Fuck practical. That’s what killed us.




  1. Matt Webber says

    Pocket billlies!. Memories of leave-work-early-Friday-two-car-convoys to the early Byron Blues Fests. The ones we’re they actually played blues. Funny!

  2. Matt Zurbo says

    Matt, I have friends from a couple of bands that play there most years and I think, “Good Stuff!” and am stoked for them, but they are not really blues. I would have LOVED to have been on one of those missions with you. Big Time! Very jealous.

  3. Malby Dangles says

    I hope I never have to contemplate the death of my footy club.
    Looking forward to Part 2 Matty.

  4. Matt Webber says

    They were good days, Matt. But the ‘blues only’ reference was to the era, not the music… Back when the tents were small, the mud was serious, and the only sniffer dogs you’d see would be as a result of something you’d ingested. If it was only blues I wouldn’t have got Bob D twice last year and Wilco the year before that…Wilco…what a freakin’ band…

  5. Matt Zurbo says

    Matt, yeah, I meant more so what you did. Blues or no, a festival, band, radio station, when starting has a rawness, an impractical unpredictablilty to it. A freedom. I wonder what the first ever Big Day Out was like? Imagine if they held Woodstock every year? Would lose that stupid, fantastic IT for sure.Did Andre Williams every play Byron?

  6. Malby Dangles says

    Yeah Andre Williams played Byron in 2000. I was there!

  7. Wah! Am green!
    Please tell me one of the Almanacers saw Bo Diddley!
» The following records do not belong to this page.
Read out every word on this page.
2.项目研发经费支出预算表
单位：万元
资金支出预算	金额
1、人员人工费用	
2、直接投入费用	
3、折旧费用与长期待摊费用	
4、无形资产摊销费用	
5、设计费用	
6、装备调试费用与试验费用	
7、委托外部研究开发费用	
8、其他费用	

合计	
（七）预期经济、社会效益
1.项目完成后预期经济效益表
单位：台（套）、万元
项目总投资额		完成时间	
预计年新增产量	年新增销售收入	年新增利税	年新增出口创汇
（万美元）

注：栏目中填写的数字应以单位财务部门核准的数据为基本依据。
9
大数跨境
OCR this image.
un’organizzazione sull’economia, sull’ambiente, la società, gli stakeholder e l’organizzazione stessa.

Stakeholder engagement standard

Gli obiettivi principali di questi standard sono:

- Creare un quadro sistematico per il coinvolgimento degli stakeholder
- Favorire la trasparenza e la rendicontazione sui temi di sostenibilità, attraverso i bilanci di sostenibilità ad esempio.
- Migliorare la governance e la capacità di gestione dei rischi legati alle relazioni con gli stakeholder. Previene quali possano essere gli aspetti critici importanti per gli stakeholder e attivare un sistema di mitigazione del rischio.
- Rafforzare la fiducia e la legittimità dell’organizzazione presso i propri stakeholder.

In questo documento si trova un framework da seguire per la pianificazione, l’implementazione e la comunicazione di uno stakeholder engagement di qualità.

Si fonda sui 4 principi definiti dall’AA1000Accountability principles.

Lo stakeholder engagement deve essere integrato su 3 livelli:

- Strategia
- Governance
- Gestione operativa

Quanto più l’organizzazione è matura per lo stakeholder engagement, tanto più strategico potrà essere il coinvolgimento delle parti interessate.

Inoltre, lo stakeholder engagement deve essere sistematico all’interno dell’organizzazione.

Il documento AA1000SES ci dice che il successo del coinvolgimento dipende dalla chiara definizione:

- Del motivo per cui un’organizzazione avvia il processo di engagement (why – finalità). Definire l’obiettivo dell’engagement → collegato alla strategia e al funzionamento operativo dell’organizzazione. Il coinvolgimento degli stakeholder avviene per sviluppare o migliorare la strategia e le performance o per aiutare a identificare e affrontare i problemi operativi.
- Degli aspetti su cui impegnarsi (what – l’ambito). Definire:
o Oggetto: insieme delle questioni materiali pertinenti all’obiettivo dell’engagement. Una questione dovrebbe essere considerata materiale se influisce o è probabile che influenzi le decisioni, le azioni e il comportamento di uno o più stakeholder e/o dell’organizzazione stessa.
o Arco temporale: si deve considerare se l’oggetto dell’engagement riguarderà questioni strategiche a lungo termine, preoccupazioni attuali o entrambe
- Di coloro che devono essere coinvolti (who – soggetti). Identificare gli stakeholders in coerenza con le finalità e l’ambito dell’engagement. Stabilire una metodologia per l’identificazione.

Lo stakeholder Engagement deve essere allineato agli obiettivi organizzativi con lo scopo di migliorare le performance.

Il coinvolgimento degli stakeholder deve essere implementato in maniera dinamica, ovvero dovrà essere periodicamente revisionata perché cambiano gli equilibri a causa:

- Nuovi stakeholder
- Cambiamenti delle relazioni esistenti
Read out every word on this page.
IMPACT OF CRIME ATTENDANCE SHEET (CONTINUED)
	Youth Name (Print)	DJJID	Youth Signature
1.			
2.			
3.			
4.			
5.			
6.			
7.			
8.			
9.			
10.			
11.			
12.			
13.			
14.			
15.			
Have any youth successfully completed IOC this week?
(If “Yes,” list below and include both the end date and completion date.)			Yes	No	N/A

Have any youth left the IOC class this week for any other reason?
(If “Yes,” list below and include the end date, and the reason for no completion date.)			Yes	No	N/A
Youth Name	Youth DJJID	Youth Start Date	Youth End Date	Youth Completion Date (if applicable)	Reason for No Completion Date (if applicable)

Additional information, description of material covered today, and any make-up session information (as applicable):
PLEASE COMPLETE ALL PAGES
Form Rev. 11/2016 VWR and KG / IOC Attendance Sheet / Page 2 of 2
  8. I saw him in Byron pre Blues Festival era. May even have a poster in storage somewhere. Although chances of it been devoured by paper wasps are high.

    Was at the first BDO. Drove from Brisbane with a mate and a girl who was my girlfriend when we planned the trip, but was an ex by the time we made it. (We needed the petrol money!) I remember Nirvana were tragic. They had blown up big as a result of Nevermind, and Kurt was deep into the demons. I wlked out and saw You Am I (when they were a rock band) doing it up for the 200 or so who could see through the Nirvana sham. Celibate Rifles were great on the big stage. And the Hard Ons performing Let There Be Rock live with Henry Rollins was a highlight. Love the road trip for any reason!

  9. Gus, I hear you! we could trade road trip stories! I am going on one in a few months, from Tassie to Warrnambool (the roads might be a bit wet and slippery on that bit!), back across the bottom of Victoria, all the way up to Far North Qld. Just me and dog and ute, working odd jobs, stopping in on old teammates, kids I coached and chasing good music. Be cool if I met ya on the way.

    Hard-Ons and Rollins. Man,that’s just bragging.

    And Bo Diddley? Sweet Jesus…

  10. Hang on!! Aren’t you in the Middle East?!?!